OLYMPIA — Like all Republican legislators in the 2005-06 biennium, Rep. Bev Woods (R-Kingston) is having to face the fact that on virtually every issue, she is an underdog.

In a state legislature dominated by Democrats, who have a 55-43 advantage in the house — a 26-23 margin in the senate and occupy the governor’s mansion — passing GOP-backed legislation is a rarity. But Woods, a second term representative, has found solace in two areas: finding compromise with the Democrats on many issues and showing to her constituency that an alternative exists to the current majority.

“In a lot of cases, we can work across the aisle,” she said. “But in some cases, the bill’s a bad bill and (the Democrats) aren’t willing to fix it. But it also gives us a chance to say, ‘If we were in charge, this is how we would solve the problem.’”

Woods, the ranking Republican on the House transportation committee, said that subject has been the highlight of the session thus far. Together with the committee’s chairman, Rep. Edward Murray (D-Seattle), she has led a bipartisan effort to create numerous reforms, which include: aligning state transportation agencies for better efficiency; discovering funding sources for capital projects such as the Alaskan Way Viaduct and the 520 Bridge replacement; studying the idea of toll discounts on the yet-to-be-completed new Tacoma Narrows Bridge; and re-starting passenger-only ferry service between Bremerton and Seattle. The last two are also backed by her 23rd District counterpart Sherry Appleton.

“We’re moving forward in those areas,” Woods said. “So that’s probably the good thing (of the session).”

However, much Republican-based legislation that aims to encourage business growth in the state by lightening the load of state regulations, has not even made it to the house floor, which has made the session a frustrating one for Woods and other GOP representatives.

“The most disappointing to me is the number of Republican bills that have been killed in committee, that have not passed,” Woods said. “That are good bills that are needed to move our economy forward.”

Those that have passed have been “watered down,” including a bill that Woods advocated to help streamline each state agency’s rule-writing abilities.

“Why the rules bill is so important is that we have agencies in this state that are out of control,” she said. “They’re writing rules without any legislative intent. And we feel that if an agency is going to write a rule, that rule will be reviewed by the legislature or by the governor and have the governor sign off on it before it becomes law.”

“I know that’s an ominous task here,” she added, “But it has to do with accountability.”

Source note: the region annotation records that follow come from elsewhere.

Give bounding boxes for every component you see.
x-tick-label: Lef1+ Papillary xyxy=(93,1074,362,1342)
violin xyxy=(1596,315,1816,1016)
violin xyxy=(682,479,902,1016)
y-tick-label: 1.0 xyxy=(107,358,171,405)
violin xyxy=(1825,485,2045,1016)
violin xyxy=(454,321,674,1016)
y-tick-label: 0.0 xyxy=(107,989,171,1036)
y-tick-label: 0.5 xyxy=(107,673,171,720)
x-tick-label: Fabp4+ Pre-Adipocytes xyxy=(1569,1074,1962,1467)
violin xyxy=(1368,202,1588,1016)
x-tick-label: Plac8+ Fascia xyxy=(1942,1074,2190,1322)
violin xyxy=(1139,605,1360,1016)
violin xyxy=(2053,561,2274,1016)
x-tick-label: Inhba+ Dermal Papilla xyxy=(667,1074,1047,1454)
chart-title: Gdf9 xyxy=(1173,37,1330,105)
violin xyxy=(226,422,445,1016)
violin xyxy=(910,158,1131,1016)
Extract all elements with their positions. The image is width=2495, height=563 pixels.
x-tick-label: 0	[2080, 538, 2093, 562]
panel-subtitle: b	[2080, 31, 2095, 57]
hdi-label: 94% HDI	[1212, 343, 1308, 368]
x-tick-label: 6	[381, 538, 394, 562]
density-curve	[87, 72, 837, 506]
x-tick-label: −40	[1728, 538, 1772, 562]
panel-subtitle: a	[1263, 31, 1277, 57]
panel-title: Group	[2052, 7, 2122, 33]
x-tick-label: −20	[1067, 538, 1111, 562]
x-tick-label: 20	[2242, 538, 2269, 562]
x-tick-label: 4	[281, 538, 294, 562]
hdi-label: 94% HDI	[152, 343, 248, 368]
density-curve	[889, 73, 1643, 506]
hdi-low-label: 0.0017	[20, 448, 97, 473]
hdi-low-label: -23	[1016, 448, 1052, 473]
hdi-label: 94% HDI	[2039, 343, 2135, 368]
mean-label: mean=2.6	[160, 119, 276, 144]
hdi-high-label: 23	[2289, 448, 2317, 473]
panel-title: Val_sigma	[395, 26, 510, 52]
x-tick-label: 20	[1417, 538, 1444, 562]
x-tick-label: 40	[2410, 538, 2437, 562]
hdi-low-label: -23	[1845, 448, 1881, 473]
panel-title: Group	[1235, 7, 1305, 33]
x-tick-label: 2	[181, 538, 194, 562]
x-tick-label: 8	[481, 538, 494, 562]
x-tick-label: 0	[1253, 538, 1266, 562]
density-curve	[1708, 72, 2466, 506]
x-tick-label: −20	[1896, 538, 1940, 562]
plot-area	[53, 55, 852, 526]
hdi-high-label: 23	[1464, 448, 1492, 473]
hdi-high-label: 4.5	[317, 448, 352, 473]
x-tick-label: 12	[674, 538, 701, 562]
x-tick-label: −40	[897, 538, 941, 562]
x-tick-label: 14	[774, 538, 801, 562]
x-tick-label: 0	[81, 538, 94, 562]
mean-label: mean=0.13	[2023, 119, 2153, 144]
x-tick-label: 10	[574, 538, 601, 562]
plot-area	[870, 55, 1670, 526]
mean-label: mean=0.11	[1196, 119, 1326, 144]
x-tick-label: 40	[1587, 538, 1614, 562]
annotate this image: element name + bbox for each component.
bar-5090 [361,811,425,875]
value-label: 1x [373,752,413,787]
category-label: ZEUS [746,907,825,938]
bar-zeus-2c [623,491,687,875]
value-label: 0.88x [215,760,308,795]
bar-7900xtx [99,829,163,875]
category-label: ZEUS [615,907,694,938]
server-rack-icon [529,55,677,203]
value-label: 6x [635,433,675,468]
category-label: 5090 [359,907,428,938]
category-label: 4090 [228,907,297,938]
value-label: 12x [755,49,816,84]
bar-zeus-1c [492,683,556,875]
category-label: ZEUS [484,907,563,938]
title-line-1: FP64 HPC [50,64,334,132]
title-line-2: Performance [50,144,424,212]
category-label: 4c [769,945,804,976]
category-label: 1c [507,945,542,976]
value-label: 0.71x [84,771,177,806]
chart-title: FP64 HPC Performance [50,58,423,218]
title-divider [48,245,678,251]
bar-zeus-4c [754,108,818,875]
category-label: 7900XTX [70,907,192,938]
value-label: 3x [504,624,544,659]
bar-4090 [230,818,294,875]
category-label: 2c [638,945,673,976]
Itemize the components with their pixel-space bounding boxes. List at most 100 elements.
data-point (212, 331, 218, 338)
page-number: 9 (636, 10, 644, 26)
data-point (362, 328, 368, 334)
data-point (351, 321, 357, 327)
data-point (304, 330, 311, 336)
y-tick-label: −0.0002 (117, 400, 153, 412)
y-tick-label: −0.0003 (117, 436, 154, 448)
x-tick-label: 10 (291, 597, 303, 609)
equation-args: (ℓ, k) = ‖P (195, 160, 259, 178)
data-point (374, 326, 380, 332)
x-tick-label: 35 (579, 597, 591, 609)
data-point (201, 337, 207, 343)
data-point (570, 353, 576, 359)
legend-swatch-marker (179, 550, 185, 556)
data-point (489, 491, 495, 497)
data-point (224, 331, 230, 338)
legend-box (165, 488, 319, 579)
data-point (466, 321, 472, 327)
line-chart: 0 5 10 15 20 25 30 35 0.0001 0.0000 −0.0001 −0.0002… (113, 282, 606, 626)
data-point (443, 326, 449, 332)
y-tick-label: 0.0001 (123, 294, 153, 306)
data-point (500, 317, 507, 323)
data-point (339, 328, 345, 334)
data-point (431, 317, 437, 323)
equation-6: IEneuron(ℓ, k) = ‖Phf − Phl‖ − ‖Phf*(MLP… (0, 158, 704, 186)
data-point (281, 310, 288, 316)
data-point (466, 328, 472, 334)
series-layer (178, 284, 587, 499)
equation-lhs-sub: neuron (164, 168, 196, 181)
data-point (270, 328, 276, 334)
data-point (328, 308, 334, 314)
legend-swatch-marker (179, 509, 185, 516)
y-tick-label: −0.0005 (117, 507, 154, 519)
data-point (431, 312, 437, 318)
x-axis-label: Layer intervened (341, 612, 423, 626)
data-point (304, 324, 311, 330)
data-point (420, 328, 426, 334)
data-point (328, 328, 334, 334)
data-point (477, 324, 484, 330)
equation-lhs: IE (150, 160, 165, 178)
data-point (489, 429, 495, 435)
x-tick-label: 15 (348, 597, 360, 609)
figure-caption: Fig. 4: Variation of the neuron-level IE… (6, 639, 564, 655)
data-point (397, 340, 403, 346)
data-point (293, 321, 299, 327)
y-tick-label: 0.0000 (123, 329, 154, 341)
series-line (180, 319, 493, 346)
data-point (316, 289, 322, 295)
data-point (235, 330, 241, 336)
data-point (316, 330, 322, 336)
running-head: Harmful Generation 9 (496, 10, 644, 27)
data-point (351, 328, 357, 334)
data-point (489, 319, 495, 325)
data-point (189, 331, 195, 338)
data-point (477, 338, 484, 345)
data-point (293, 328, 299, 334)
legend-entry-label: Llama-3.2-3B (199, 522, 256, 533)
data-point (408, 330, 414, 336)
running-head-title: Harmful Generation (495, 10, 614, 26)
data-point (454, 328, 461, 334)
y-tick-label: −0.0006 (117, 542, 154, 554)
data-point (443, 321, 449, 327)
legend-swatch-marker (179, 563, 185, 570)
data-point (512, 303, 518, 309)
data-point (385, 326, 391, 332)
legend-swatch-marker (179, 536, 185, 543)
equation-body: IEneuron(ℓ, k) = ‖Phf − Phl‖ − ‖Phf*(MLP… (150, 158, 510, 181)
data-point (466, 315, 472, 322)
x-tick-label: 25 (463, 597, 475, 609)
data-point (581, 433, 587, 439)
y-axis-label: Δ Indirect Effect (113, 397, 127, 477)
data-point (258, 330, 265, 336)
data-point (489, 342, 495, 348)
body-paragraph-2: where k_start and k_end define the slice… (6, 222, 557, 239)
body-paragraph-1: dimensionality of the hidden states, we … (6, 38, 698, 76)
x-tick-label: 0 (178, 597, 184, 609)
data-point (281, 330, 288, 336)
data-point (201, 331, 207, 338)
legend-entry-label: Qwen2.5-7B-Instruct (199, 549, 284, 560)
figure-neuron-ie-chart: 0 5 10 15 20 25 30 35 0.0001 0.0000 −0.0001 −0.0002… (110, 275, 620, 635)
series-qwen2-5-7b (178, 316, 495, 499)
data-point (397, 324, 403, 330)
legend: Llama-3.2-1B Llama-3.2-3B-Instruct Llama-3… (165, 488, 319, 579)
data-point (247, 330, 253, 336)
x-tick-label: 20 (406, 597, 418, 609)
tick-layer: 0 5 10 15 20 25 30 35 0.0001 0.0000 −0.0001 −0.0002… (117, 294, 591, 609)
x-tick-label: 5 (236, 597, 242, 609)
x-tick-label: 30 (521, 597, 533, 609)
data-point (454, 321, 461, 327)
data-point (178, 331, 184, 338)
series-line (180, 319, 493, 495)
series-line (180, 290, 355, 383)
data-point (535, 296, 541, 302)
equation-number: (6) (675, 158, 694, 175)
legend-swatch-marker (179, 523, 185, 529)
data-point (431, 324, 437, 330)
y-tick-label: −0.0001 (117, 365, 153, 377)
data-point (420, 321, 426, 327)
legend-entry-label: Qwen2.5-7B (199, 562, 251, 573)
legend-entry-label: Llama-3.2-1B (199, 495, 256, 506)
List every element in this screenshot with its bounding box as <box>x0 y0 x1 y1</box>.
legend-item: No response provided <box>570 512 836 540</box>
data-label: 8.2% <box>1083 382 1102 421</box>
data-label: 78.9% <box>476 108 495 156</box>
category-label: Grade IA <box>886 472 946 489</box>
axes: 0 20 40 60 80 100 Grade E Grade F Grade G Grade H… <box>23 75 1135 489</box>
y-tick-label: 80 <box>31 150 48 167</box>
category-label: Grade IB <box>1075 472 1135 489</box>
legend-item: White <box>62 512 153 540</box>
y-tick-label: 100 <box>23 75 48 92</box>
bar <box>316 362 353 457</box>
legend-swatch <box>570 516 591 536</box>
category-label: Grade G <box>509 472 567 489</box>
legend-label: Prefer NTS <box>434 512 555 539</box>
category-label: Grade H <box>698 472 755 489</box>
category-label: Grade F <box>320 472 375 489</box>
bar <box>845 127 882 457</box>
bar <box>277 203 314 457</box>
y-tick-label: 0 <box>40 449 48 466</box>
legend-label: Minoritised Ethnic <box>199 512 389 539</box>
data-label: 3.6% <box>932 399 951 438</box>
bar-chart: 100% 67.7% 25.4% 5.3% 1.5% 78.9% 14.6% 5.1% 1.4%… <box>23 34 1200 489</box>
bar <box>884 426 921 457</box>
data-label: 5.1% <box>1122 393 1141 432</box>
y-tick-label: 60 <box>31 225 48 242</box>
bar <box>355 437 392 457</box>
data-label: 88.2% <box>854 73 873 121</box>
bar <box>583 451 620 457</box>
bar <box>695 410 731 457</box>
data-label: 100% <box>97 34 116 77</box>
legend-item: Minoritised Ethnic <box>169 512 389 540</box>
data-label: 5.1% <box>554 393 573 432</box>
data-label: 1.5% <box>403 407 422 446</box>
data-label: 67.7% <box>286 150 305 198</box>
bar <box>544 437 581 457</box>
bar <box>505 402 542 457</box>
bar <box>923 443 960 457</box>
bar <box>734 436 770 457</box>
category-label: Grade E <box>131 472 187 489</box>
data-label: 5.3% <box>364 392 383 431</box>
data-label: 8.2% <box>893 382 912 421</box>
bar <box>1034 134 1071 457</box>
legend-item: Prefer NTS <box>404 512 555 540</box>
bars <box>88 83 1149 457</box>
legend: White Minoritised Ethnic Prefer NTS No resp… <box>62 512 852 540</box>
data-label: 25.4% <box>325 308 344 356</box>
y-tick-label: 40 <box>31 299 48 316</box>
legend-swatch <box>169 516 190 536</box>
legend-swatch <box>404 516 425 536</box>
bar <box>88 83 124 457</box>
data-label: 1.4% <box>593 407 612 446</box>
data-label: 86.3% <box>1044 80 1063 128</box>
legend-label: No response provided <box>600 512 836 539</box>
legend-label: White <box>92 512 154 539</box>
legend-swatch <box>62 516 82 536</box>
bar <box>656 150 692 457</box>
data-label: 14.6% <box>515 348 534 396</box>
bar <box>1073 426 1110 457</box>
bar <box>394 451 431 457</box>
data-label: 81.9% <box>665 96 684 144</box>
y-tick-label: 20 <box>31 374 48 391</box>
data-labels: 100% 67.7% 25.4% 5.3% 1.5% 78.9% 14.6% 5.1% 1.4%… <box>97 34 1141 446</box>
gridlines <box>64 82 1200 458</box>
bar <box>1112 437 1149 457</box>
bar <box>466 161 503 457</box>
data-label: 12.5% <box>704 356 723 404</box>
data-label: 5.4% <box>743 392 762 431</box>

Woods cited ergonomics regulations created by the state’s Department of Labor and Industries three years ago that would have required employers to examine repetitious and potentially hazardous employee jobs and take steps to lower the risks. But the rule was heavily criticized and garnered enough support against it that Initiative 841 made and passed by voters in 2003 to repeal it.

“It was a bad rule, and we finally had to get rid of it by taking a referendum to the people. And the people overturned it,” Woods said of the ergonomics regulations. “If we had rule-writing restrictions, we would have never had to go through that.”

Legislative crossroads

In a time when the state of Washington faces a $2.2 billion shortfall, Republican and Democratic legislators alike are faced with the dilemma of how to cover the deficit. Woods has her own stern advice for Gov. Christine Gregoire on how to solve the problem.

“I think she should have a no-new revenue government,” she said. “One that looks at what the government can do without. What cuts can be made? And take it a step further — how do we best deliver services in the most cost effective way?”

Woods said she believes that cuts would be best made at the top of the bureaucratic ladder, whereas state services at the end of the line, such as basic education, should be preserved, and even bolstered if possible.

“I’m a great believer in the local level,” Woods said. “(Preserve funding) in the most vulnerable places, like schools. And then let’s look at the upper bureaucracy for cuts.”

Despite the apparent parity between the Democrats and Republicans, Woods said she believes they each want to get to the same place. It’s the journey that’s disputed.

“If you ask each of us what we’d say are the key issues (of this biennium), we’d say affordable health care, insurance and all the same ones,” she said. “It’s just that we’re taking different routes to get there.”